The Key to Getting Student Engagement

Student Engagement Teaser

There are countless books on the market aimed at teachers. However, some of the best teaching advice comes from books aimed at business professionals, coaches, and even hostage negotiators.

In his book, Never Split the Difference: Negotiating as if your life depended on it, Chris Voss lays out some tools that will perfectly fit in any teacher’s toolbox. No matter what grade or subject you teach, everything starts with getting your students engaged in their own learning.

“Whether you call it ‘buy-in’ or ‘engagement’ or something else, good negotiators know that their job isn’t to put on a great performance but to gently guide their counterpart to discover their goal as his own.”

That ultimately is the goal of a good teacher as well. I am going to edit the rest of the quotes I took from this book to highlight how they relate to education.

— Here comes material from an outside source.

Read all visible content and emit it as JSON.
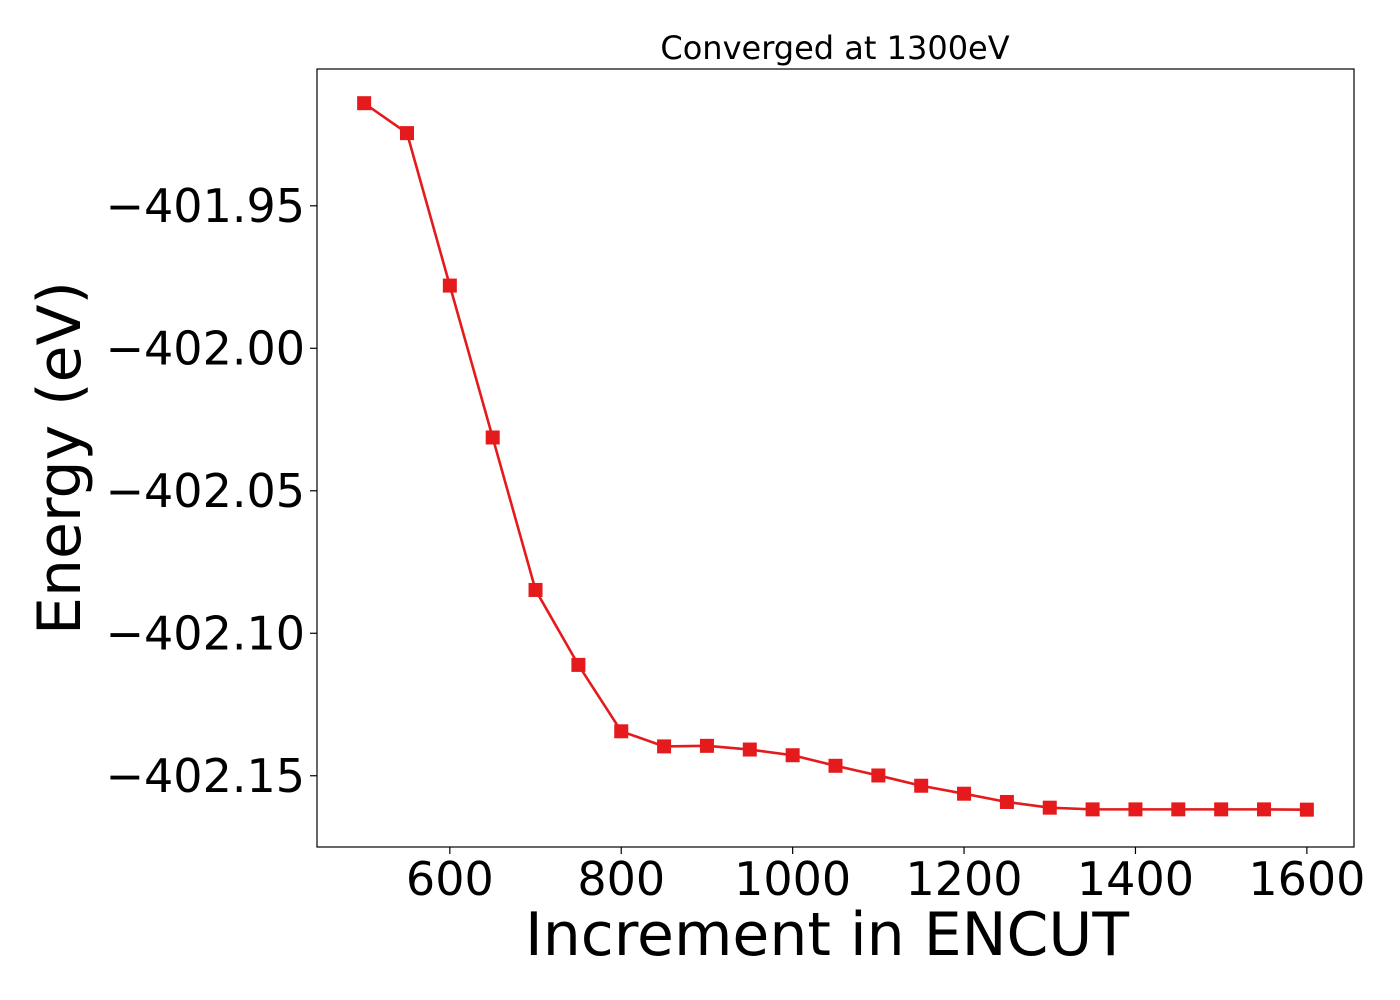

I have heard a few students say that they did well in a specific class because of the teacher. Just last week, a high school student told me that was the case about her current math class. She insisted that she hated math and admitted to failing a class the previous year. I tried to tell her that she was doing well in math because she had improved and was actually good at it, but she seemed to place all the credit on the teacher.

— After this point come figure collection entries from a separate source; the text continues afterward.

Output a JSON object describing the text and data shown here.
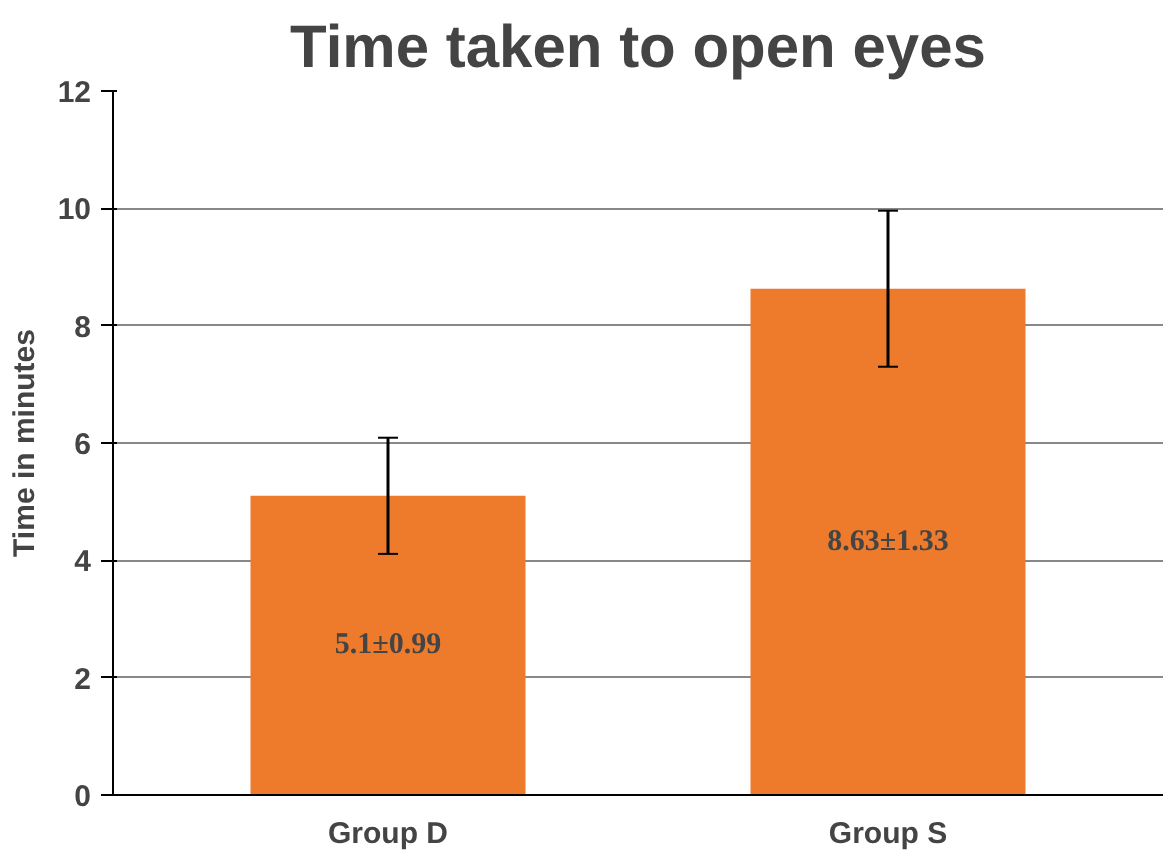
{
  "chart_data": {
    "type": "bar",
    "title": "Time taken to open eyes",
    "ylabel": "Time in minutes",
    "categories": [
      "Group D",
      "Group S"
    ],
    "values": [
      5.1,
      8.63
    ],
    "errors": [
      0.99,
      1.33
    ],
    "value_labels": [
      "5.1±0.99",
      "8.63±1.33"
    ],
    "color": "#ee7b2c",
    "ylim": [
      0,
      12
    ],
    "yticks": [
      0,
      2,
      4,
      6,
      8,
      10,
      12
    ],
    "grid": "y"
  }
}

Voss writes, “They should be congratulating themselves . . . They don’t need to be congratulating you. That tells me you did too much. If they think you did it–if you were the guy who killed it–how is he going to help himself?”

I must admit that I like getting praise from students. I know students like to hear it too, but that should not be our goal as students or educators.

We need to empower our students, “to have them own the conversation, to believe that they were coming to these conclusions, to these necessary steps, and that the [teacher] was simply a medium for those realizations.”

Of course, this is easier said than done. But having this goal in mind is and using some of the skills we already employ will help.

“Using all your skills to create rapport, agreement, and connection with [students] is useful, but ultimately useless unless [your students] feel that they are equally as responsible, if not solely responsible, for creating the connection and the new ideas they have.”

How can we do that?

We need to start with our students most basic wants. We can’t impose anything on them.

“Instead of getting inside with logic or feigned smiles, then, we get there by asking for, ‘No.” . . . Saying ‘No’ gives [a student] the feeling of safety, security, and control. You use a question that prompts a ‘No’ answer and your [student] feels that by turning you down he has proved that he is in the driver’s seat. Good negotiators welcome–even invite–a solid ‘No’ to start, as a sign that the other party if engaged and thinking.”

So, how can you get a ‘No’ from your students?

Think about it and try it out tomorrow in your class. You probably do this whenever you plan a new unit of study. I’ll bet that you start off with some form of diagnostic assessment to see what your students don’t know. You then work to fill in those gaps and cover the curriculum expectations in a way that your students can demonstrate their learning.

I highly recommend reading this book. Life is all about negotiating. I never thought about that from a teacher perspective before, but it applies perfectly.